Divorce By Mutual Consent A Need Of Our
“Divorce is probably of nearly the same date as marriage. I believe, however, that marriage is some weeks the more ancient.”
– Voltaire, French philosopher (1694-1778)
Voltaire gives us a moment to smile even when we are going to discuss the most complicated subject for the couples of now a days.
Divorce not remains the subject of discussion for the west countries only. Now even in India this subject needs much more attention from the individuals, society, courts and legislature.
Till Few years ago, the Marriage remained a sacred subject particularly for the Hindus of which break down was not in the imagination, however now a days the individuals, society, courts and legislature not only think but express boldly that the marriage is subject made by God through religious process however can be broken through court on certain terms favorable, good, equal for all including bride and groom or boy and girl.
However a contested divorce continues to be a prolonged nightmare for the couple. The Government had had set separate family courts and matrimonial cases were taken out of the adversarial setting of civil courts to family courts. This came with an inbuilt counseling and mediation mechanism. But the dynamics of family courts also came inbuilt with huge systemic delays. The notorious staff crunch, for one, whether among judges or stenographers, leads to a massive pendency of cases. This means litigants sometimes wait months just for the next hearing. In Delhi , an average of 70-80 cases are listed for hearing in every court, of which a fraction is substantively heard, and the rest adjourned for various reasons for three months or sometimes six months in this way average contested divorce case take 3 years to 12 years.
Family courts clearly need reforms in procedural practices to make sure cases do not drag on interminably however apart of reforms in procedural practices the couples and individuals in particulars have a thought before going into court to take divorce.
In india this is common that persons files frivolous case including criminal case against each other not for divorce but for revenge as they treat the end of marriage like end of life which is not a correct approach.
In this era when girls and boys are enjoying equals rights in education, earning society etc. the marriage also demands equal approach of treatment whether it is while getting marriage or breaking marriage.
Now it is question of discussion what is equal treatment while breaking the marriage.
The answer is to treat the other person as human being who made wrongs which may be curable or incurable
If the mistakes are curable give an honest approach to cure it, if mistakes are incurable give him or her a good bye and go forward with a better luck ahead.
I believe our culture of forgiveness is remedy to prolonged nightmare for the couple looking divorce for one reason or other.

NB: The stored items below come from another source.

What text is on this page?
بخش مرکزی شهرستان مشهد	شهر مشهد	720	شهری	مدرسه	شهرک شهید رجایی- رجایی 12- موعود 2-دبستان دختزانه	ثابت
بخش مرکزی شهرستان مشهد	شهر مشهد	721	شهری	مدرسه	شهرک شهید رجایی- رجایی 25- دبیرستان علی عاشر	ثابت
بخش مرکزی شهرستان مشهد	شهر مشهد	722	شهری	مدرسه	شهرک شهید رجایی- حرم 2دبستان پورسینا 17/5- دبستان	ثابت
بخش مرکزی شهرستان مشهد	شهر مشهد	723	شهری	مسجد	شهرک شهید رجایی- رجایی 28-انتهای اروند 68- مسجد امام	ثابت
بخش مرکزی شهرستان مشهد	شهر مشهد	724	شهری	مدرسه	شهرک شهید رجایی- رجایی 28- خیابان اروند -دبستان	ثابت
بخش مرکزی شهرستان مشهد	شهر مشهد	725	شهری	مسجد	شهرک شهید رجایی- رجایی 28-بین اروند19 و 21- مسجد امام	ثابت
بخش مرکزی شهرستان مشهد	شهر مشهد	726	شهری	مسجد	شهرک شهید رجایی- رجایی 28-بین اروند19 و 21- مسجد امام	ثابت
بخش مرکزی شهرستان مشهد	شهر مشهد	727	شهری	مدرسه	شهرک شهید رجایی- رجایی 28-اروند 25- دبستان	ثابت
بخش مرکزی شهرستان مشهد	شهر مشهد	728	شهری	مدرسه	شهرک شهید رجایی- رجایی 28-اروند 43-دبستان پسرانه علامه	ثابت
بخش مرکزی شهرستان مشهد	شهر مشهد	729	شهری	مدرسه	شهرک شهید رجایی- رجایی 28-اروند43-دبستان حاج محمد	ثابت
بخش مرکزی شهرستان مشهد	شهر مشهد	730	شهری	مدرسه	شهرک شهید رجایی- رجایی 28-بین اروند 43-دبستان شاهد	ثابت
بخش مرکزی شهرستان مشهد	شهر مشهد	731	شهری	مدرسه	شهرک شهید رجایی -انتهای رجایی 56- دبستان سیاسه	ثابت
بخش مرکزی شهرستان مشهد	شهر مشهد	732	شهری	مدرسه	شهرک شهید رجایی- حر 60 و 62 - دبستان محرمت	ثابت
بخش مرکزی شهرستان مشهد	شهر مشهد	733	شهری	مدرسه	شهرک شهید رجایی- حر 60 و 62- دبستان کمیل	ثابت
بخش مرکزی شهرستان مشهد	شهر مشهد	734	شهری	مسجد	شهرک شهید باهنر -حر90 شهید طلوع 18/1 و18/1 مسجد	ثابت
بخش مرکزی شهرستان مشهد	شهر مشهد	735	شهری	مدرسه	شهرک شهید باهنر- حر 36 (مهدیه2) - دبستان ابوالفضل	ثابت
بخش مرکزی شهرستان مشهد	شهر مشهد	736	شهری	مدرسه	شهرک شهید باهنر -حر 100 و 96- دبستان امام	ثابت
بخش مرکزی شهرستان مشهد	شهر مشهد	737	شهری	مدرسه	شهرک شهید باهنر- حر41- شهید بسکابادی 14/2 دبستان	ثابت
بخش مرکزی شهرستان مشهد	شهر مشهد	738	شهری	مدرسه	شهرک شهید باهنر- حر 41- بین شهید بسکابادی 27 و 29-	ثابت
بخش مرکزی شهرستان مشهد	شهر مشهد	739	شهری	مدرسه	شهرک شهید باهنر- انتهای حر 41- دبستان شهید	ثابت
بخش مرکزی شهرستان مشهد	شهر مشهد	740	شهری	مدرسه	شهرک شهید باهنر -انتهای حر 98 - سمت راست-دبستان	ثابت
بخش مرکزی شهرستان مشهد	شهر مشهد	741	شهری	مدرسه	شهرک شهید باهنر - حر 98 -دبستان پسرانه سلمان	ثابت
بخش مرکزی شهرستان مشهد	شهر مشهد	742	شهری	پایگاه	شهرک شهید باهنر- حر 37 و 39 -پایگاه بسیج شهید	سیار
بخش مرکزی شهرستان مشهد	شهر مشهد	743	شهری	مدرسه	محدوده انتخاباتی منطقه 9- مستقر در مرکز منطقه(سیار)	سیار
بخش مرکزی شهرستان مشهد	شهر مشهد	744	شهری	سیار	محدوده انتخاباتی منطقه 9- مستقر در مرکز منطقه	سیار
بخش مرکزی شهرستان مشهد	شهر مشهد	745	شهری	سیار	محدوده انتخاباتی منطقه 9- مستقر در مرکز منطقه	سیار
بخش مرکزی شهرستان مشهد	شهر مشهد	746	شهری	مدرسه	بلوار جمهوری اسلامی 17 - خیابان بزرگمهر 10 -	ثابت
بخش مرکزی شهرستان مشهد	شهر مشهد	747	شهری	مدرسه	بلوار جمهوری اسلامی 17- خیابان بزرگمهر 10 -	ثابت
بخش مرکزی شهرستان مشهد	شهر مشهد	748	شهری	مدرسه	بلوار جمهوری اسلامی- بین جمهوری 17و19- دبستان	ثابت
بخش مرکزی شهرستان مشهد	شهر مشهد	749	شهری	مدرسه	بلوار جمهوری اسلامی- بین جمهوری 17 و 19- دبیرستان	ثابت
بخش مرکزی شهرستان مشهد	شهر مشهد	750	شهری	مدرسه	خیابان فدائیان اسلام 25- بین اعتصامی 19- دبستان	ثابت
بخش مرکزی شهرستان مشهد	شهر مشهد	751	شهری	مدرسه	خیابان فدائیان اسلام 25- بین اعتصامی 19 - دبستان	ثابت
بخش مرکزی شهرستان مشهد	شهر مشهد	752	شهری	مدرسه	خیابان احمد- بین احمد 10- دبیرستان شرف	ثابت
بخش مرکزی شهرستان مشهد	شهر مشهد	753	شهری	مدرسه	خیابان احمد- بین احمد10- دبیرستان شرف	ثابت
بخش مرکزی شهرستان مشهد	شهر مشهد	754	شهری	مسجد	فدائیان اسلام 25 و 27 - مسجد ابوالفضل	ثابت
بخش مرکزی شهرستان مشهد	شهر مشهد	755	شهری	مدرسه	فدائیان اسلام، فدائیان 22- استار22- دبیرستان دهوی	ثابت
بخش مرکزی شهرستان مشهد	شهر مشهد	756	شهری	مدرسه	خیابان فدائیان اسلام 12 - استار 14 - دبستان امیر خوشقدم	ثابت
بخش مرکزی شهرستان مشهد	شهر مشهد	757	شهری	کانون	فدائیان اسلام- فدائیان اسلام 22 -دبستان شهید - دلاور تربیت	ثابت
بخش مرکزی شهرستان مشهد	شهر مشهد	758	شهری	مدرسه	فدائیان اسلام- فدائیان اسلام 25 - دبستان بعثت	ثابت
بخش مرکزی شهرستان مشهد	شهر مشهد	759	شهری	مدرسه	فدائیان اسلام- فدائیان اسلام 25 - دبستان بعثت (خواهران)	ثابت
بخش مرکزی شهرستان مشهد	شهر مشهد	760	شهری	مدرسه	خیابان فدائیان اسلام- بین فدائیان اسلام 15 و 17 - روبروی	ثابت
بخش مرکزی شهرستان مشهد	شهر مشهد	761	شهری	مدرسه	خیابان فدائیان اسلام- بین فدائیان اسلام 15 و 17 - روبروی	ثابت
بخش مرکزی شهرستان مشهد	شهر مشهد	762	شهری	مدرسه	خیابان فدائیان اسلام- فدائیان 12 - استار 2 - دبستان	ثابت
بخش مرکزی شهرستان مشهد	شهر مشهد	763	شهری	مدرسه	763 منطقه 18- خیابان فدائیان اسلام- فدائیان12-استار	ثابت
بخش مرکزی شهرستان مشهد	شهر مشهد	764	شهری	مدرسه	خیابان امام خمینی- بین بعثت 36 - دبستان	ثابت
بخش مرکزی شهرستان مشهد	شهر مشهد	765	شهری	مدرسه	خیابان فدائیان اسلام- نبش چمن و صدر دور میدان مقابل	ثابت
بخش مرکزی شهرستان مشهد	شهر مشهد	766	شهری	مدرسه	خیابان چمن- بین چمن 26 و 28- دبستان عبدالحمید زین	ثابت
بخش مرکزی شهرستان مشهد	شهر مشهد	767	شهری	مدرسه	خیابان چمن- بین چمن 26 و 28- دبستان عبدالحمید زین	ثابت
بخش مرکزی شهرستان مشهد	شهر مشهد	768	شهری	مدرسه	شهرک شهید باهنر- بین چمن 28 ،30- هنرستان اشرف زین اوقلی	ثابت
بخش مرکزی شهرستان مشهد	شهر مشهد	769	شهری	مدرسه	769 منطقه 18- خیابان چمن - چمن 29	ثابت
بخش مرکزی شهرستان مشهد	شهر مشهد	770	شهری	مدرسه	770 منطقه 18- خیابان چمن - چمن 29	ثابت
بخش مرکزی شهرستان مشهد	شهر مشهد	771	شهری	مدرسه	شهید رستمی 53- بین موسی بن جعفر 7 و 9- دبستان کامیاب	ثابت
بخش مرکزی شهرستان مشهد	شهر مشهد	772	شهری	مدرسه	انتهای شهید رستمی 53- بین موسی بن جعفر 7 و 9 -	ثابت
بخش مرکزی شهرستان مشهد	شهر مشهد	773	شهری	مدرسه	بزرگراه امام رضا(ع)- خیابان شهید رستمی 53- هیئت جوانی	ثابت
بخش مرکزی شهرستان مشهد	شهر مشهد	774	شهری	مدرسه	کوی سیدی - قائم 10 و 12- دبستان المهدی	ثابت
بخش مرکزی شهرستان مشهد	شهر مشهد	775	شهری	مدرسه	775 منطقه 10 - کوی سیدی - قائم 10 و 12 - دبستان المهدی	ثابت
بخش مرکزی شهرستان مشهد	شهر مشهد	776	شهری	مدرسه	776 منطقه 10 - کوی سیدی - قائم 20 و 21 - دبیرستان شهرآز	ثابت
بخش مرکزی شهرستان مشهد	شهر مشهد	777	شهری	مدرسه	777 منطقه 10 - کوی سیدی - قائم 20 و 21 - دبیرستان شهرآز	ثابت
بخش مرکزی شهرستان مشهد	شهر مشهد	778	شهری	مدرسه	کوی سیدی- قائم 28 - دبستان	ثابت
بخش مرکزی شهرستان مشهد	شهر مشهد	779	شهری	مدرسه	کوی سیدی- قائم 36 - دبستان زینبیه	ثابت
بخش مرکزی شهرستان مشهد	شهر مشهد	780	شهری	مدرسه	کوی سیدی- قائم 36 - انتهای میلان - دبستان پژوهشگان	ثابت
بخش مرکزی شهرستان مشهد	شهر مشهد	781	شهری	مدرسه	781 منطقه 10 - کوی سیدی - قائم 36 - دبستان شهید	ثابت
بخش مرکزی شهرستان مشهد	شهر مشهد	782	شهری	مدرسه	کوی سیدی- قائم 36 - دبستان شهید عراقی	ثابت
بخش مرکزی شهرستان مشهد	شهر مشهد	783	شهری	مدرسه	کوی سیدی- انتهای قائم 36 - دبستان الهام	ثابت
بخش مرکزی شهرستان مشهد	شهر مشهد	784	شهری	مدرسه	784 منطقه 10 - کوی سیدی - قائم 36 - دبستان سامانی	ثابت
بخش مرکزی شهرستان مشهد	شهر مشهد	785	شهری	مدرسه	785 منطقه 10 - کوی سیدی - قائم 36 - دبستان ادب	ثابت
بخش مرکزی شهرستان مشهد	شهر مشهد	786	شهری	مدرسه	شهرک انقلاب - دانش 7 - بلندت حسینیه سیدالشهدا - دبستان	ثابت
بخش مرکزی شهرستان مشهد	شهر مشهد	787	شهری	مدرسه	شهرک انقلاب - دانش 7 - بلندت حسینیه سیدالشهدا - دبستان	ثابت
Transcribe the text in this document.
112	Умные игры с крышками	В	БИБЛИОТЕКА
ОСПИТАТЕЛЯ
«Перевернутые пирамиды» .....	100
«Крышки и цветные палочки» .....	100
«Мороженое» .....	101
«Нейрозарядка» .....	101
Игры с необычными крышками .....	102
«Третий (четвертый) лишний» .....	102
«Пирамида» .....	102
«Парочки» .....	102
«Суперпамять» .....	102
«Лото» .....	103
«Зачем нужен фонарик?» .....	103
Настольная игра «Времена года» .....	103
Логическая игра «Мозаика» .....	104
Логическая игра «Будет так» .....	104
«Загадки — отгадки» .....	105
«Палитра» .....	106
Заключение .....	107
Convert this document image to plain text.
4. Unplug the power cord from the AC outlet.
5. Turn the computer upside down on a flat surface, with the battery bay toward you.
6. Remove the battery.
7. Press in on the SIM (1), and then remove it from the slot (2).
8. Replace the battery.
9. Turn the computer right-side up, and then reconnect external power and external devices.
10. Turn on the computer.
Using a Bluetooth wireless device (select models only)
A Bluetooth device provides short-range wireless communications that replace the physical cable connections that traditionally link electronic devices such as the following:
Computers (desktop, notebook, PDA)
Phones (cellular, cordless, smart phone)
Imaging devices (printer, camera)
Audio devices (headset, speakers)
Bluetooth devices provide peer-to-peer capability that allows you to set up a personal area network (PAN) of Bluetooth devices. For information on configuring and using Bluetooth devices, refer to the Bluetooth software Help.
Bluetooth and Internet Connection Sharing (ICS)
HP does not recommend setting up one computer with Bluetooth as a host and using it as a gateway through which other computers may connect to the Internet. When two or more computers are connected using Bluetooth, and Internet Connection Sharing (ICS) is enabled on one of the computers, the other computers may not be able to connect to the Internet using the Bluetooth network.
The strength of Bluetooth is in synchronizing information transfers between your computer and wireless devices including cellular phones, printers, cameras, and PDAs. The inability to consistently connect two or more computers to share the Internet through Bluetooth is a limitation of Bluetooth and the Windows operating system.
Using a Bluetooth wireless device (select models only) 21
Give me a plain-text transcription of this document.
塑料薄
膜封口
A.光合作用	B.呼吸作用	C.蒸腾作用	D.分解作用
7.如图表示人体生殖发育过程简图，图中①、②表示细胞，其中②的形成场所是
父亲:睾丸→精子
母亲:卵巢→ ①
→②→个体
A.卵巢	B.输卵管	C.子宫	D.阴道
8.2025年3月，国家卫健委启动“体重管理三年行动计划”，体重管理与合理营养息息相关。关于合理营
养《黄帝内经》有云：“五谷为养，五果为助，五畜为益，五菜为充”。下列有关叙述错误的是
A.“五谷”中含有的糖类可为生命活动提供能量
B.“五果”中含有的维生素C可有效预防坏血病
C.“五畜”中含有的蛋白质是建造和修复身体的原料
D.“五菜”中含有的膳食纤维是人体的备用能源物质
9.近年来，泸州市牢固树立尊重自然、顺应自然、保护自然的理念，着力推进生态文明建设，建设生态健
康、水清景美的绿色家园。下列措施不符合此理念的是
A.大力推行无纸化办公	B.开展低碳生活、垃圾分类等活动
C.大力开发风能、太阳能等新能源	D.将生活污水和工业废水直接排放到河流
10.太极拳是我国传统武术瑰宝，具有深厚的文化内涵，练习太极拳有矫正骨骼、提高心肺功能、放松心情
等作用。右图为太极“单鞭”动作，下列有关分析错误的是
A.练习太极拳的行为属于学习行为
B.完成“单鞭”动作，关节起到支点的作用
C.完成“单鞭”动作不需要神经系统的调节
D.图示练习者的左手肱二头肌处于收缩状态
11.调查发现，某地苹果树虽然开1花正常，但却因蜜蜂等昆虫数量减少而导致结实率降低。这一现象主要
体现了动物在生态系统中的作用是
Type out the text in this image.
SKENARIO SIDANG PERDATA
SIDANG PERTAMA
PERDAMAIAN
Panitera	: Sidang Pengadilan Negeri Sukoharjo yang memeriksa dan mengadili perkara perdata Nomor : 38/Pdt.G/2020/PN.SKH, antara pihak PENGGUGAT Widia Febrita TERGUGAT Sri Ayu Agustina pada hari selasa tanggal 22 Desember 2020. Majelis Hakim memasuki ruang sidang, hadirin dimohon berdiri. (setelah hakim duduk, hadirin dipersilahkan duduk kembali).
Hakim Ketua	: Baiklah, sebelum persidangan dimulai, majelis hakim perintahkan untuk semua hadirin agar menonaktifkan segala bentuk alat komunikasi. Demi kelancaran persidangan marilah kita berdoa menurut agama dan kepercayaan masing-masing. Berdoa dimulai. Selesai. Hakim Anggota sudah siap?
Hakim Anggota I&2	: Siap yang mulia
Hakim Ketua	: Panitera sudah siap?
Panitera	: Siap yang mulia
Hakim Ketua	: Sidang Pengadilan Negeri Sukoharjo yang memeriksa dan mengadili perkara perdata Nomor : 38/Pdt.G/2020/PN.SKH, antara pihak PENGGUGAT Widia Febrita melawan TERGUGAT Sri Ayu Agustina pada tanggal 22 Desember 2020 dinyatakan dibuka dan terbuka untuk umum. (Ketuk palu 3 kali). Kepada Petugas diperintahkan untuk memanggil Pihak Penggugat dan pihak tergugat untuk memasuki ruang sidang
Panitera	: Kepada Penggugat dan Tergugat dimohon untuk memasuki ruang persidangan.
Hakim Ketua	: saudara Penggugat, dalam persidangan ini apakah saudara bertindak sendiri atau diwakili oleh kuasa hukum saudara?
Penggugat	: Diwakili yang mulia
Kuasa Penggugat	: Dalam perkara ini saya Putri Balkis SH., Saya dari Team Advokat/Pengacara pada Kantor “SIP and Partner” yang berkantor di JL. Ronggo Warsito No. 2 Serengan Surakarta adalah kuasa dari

That is the reason the legislature had also amended the Hindu marriage act and added ground of irrevocable break down of marriage.
And In September 2017 in the matter of Amardeep Singh Vs Harveen Kaur, the Supreme Court waived the six-month ‘waiting period,’ once compulsory for mutual consent divorces under section 13B of Hindu Marriage Act 1955.
It was held that where the court dealing with a matter was satisfied that a case was made out to waive the statutory period under Section 13B(2), it can do so after considering the following:
The statutory period of six months specified in Section 13B(2), in addition to the statutory period of one year under Section 13B(1) of separation of parties, is already over before the first motion itself;
All efforts for mediation/conciliation including efforts in terms of Order XXXIIA Rule 3 CPC/Section 23(2) of the Act/Section 9 of the Family Courts Act to reunite the parties have failed and there is no likelihood of success in that direction by any further efforts;
The parties have genuinely settled their differences, including alimony, custody of child or any other pending issues between the parties;
and The waiting period will only prolong their agony.
This was seen as huge progress in a country where getting a divorce can take anything from two to 12 years.
The approach of the judges and councilors has to be changed as well in this way, who instead of treating the marriage a “institution to preserve” the judge, councilor, society, family members, and individual has to see the marriage “a contract made by blessing of God” rather than “a blessing of God” and firstly should try to save the marriage and secondly should try to break the matrimony on equal and harmonious terms.
Then the institution of marriage will remain continue as sacred one.